"...?"
Kedua iris emas gadis itu memandang ke langit. Mengenakan pakaian tipis di tubuhnya dan rambut panjang dikuncir dua rendah berantakan, seolah dia melihat hal luar biasa di atas sana, tatapannya begitu intens. Di sisi lain membuat laki-laki yang berada di sampingnya bergidik ngeri.
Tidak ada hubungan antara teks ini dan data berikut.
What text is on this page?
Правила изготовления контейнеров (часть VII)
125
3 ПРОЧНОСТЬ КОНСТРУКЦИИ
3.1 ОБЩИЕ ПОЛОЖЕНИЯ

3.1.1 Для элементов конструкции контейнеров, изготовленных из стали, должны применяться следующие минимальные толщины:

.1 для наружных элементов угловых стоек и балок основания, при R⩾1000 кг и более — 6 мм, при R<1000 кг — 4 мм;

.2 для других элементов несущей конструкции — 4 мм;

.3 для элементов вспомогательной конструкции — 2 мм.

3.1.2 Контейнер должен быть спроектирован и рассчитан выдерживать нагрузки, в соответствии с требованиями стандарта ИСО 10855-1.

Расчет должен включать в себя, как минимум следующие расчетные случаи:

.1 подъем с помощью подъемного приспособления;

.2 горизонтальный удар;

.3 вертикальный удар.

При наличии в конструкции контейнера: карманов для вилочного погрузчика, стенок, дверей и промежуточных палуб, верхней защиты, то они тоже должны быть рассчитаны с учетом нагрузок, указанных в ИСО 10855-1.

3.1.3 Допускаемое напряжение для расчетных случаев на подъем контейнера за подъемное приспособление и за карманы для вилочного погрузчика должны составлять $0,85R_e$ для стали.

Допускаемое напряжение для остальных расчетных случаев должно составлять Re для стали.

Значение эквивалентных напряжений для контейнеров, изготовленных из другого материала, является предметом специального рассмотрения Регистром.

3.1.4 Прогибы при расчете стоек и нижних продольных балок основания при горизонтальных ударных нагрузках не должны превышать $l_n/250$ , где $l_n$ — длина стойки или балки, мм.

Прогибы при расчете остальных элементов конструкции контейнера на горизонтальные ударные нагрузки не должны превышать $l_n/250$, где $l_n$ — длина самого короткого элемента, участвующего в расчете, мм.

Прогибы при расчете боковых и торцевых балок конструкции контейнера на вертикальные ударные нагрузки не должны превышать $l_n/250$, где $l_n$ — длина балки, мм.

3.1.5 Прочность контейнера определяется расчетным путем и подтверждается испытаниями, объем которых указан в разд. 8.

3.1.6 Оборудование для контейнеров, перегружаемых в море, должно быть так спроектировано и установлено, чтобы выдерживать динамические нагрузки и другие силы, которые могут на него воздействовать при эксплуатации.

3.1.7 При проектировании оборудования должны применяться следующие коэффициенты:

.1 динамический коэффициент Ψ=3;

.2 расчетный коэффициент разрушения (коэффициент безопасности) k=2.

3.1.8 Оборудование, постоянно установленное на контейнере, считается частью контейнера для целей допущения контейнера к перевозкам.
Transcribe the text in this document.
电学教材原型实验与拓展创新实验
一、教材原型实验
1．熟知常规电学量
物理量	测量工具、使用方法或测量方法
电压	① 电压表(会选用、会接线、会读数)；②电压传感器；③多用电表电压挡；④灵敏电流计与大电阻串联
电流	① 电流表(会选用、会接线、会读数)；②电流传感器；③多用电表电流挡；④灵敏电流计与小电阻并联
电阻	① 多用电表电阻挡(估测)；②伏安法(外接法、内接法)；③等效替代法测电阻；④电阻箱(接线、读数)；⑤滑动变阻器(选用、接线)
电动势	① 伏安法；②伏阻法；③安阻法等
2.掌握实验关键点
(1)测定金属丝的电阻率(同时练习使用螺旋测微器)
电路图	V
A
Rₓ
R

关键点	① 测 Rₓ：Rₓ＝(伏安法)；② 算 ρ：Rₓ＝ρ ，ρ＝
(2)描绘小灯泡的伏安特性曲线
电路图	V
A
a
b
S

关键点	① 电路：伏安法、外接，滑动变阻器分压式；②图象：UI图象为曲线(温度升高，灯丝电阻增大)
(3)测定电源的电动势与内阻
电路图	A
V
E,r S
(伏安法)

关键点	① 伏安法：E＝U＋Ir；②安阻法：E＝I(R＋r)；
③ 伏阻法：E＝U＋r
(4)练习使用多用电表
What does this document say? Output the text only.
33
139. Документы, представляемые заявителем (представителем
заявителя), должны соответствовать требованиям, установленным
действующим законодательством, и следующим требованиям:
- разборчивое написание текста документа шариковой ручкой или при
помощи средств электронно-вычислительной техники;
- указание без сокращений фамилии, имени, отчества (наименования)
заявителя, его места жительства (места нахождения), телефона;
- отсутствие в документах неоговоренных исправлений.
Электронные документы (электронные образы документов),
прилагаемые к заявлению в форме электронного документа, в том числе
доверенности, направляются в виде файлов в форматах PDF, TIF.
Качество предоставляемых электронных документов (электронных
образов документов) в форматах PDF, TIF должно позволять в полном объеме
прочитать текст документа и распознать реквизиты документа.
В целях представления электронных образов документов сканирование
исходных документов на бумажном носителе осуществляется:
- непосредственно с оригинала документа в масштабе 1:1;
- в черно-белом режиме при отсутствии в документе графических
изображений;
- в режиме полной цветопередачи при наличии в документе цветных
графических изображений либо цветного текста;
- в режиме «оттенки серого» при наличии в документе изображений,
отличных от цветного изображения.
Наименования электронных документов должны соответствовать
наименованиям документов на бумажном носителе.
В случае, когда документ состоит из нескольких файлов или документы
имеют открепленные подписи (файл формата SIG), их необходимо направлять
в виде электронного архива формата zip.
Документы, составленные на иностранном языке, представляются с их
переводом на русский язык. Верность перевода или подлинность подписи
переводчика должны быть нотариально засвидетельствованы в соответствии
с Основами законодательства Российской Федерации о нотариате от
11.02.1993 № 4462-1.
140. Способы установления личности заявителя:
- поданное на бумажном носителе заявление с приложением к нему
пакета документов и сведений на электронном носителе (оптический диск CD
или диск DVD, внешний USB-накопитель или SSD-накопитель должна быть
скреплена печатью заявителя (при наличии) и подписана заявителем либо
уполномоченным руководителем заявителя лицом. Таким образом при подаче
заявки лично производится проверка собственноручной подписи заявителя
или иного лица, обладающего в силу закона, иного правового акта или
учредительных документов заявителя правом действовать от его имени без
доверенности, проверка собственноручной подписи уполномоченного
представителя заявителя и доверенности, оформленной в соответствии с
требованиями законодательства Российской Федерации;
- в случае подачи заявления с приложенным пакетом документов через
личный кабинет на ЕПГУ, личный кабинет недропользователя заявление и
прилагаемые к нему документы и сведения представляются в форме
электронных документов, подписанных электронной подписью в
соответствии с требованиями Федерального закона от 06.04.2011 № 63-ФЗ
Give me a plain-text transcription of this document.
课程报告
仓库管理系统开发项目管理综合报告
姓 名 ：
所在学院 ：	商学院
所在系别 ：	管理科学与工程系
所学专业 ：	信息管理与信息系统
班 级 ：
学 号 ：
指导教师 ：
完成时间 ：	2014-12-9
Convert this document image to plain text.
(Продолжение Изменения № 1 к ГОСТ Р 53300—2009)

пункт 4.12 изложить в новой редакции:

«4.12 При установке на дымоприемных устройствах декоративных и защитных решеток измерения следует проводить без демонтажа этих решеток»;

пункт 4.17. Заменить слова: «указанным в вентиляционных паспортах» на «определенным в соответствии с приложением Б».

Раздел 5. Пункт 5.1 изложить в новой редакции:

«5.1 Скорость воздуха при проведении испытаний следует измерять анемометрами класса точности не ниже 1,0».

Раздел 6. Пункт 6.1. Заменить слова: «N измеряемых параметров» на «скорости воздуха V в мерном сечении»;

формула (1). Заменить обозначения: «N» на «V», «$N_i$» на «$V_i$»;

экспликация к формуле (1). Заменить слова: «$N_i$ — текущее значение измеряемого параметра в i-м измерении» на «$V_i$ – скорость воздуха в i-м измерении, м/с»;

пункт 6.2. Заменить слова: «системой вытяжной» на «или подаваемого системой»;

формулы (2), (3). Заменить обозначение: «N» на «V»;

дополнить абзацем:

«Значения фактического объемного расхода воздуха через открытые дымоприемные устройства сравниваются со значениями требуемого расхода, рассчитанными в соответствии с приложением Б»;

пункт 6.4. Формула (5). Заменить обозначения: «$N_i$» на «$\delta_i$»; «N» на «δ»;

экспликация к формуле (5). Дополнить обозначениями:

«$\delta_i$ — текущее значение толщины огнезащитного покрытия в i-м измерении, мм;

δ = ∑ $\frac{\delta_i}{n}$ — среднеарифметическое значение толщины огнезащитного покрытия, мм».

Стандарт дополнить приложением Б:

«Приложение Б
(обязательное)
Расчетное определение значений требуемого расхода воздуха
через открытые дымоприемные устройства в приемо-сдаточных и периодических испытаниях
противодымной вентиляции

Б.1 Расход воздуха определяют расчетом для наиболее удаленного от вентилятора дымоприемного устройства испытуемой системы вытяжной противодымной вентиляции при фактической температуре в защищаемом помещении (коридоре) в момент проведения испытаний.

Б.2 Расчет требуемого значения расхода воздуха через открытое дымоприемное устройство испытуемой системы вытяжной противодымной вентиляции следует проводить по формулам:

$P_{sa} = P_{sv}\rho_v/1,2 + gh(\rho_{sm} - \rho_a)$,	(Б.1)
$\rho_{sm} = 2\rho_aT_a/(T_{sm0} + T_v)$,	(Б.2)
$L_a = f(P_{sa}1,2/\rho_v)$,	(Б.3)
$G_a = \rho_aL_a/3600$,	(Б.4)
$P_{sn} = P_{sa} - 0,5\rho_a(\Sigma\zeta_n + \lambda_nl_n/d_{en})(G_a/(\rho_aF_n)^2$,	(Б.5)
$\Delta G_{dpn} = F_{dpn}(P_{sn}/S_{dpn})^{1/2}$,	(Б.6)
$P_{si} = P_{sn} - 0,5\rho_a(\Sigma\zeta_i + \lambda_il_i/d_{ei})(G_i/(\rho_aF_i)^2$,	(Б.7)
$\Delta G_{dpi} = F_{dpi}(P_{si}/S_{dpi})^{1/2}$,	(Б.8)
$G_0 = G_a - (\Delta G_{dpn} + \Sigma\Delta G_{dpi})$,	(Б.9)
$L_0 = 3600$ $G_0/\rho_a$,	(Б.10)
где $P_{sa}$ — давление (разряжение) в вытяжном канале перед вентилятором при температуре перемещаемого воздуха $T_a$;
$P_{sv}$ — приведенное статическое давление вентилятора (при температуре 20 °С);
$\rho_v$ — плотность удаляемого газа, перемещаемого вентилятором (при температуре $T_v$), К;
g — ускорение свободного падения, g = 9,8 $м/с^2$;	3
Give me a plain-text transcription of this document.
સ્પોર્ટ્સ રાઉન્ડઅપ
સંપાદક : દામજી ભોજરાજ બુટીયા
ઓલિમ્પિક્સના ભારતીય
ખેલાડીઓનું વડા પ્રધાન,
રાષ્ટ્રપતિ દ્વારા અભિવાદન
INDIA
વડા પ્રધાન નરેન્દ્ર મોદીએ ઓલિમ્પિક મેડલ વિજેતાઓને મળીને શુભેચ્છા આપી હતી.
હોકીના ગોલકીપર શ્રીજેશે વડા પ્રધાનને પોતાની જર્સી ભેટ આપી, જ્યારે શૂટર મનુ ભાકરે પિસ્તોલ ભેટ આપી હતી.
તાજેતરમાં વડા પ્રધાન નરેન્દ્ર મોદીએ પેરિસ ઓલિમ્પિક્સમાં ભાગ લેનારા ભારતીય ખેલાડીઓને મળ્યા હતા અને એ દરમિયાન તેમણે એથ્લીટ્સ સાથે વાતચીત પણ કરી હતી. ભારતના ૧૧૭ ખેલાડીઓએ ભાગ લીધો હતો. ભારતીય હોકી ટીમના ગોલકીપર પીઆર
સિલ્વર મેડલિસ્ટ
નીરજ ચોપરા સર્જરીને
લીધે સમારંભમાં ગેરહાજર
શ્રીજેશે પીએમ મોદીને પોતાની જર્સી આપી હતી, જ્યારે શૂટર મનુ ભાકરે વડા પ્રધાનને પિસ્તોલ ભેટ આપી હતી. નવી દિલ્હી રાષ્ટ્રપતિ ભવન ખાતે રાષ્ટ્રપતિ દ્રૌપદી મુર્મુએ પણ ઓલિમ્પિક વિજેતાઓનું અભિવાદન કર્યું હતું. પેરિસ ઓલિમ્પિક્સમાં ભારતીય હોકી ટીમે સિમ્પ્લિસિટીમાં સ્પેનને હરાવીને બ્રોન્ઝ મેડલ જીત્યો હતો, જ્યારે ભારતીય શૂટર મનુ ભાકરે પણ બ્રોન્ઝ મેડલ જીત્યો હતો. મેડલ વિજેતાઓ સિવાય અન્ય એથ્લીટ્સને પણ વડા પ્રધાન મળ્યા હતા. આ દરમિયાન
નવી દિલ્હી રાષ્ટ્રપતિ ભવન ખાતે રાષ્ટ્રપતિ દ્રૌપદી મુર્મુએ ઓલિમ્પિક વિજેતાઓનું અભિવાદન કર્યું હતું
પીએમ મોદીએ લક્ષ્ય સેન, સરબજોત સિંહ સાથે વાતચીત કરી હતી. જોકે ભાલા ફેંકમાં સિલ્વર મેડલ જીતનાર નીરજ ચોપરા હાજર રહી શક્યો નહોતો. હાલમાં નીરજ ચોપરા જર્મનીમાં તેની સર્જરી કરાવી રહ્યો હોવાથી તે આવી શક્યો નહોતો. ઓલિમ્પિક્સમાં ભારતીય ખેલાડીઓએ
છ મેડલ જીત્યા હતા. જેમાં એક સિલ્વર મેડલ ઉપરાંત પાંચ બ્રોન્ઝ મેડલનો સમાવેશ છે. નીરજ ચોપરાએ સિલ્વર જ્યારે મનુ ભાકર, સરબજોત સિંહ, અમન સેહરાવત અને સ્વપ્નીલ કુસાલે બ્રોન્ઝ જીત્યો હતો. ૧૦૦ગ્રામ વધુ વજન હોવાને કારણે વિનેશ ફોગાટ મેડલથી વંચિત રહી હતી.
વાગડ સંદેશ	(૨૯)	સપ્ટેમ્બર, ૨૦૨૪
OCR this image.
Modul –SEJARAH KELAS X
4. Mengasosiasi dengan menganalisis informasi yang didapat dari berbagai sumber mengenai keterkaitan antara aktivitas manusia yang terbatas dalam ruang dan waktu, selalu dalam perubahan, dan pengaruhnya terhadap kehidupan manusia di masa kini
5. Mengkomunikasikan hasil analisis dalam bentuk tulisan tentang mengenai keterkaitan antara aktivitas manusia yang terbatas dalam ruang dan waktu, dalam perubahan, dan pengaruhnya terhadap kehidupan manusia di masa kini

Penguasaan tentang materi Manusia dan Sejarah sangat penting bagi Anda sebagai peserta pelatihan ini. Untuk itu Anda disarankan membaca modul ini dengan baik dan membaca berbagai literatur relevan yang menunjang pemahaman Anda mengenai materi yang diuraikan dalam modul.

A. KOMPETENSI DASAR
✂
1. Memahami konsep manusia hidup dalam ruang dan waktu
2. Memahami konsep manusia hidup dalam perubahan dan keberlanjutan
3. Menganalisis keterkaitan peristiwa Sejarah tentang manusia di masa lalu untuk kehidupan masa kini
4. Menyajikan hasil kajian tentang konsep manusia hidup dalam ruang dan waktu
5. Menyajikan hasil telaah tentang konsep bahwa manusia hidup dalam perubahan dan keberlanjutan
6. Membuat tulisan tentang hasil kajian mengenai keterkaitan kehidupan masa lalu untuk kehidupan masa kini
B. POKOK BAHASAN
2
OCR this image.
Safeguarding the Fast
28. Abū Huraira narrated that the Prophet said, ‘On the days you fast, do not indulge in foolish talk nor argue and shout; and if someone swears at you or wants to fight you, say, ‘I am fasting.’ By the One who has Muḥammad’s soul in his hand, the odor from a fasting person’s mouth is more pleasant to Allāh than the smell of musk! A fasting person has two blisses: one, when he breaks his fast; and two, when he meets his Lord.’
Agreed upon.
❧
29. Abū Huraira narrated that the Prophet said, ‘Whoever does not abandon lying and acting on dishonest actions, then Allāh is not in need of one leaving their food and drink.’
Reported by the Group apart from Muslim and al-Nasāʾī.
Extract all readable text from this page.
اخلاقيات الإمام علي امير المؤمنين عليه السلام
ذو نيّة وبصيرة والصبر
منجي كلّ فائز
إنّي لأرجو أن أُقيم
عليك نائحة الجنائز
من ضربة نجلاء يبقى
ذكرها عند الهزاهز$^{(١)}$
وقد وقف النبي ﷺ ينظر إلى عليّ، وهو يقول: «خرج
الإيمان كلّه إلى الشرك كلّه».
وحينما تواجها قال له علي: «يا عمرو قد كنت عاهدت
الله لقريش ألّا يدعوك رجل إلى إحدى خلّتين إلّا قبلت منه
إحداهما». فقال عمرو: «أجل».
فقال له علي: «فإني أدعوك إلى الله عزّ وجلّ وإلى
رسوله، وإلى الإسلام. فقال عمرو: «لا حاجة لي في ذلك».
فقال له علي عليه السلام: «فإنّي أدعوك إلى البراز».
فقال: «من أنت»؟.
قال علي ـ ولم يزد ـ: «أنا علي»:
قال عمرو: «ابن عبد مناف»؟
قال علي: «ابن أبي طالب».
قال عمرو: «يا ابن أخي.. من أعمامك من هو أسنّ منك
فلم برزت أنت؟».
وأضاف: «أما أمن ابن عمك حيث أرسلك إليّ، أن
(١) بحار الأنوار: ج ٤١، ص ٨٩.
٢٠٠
Saat keduanya berpisah sesaat untuk menyelesaikan misi, gadis disebelahnya itu terus melakukan hal-hal yang tidak ada dalam rencana. Melanggar aturan sendiri, menggerutu, dihukum, lalu melakukan pelanggaran lagi. Intinya gadis itu sangat mengkhawatirkan.
Kini pun caranya memegang belati dalam posisi terbalik, sudah lebih dari cukup untuk membuat laki-laki disampingnya itu menegurnya. "...Berapa lama kau akan melakukan itu?"
"Apa?"
"Adelise—kau—sejak tadi kau menatap langit dengan intens seolah-olah sedang mengajaknya bertengkar." jelas laki-laki itu, dengan lambang beraksara Ceiven pada dadanya. "Ada apa?"
"Tidak ada hal khusus." Gadis itu melempar belatinya ke belakang, tepat mengenai burung yang hinggap di dahan. "Rasanya seperti ada orang yang kukenal mati."
{ ‡ ‡ ‡ }
Rangkaian bunga mawar yang asing memenuhi mansion Berville. Satu sketsa besar berwarna hitam putih itu memperlihatkan seorang laki-laki dengan ekspresi dinginnya. Sementara seorang gadis dengan penampilan mirip berdiri tegak disana, tidak ada yang cukup berani untuk menebak ekspresinya.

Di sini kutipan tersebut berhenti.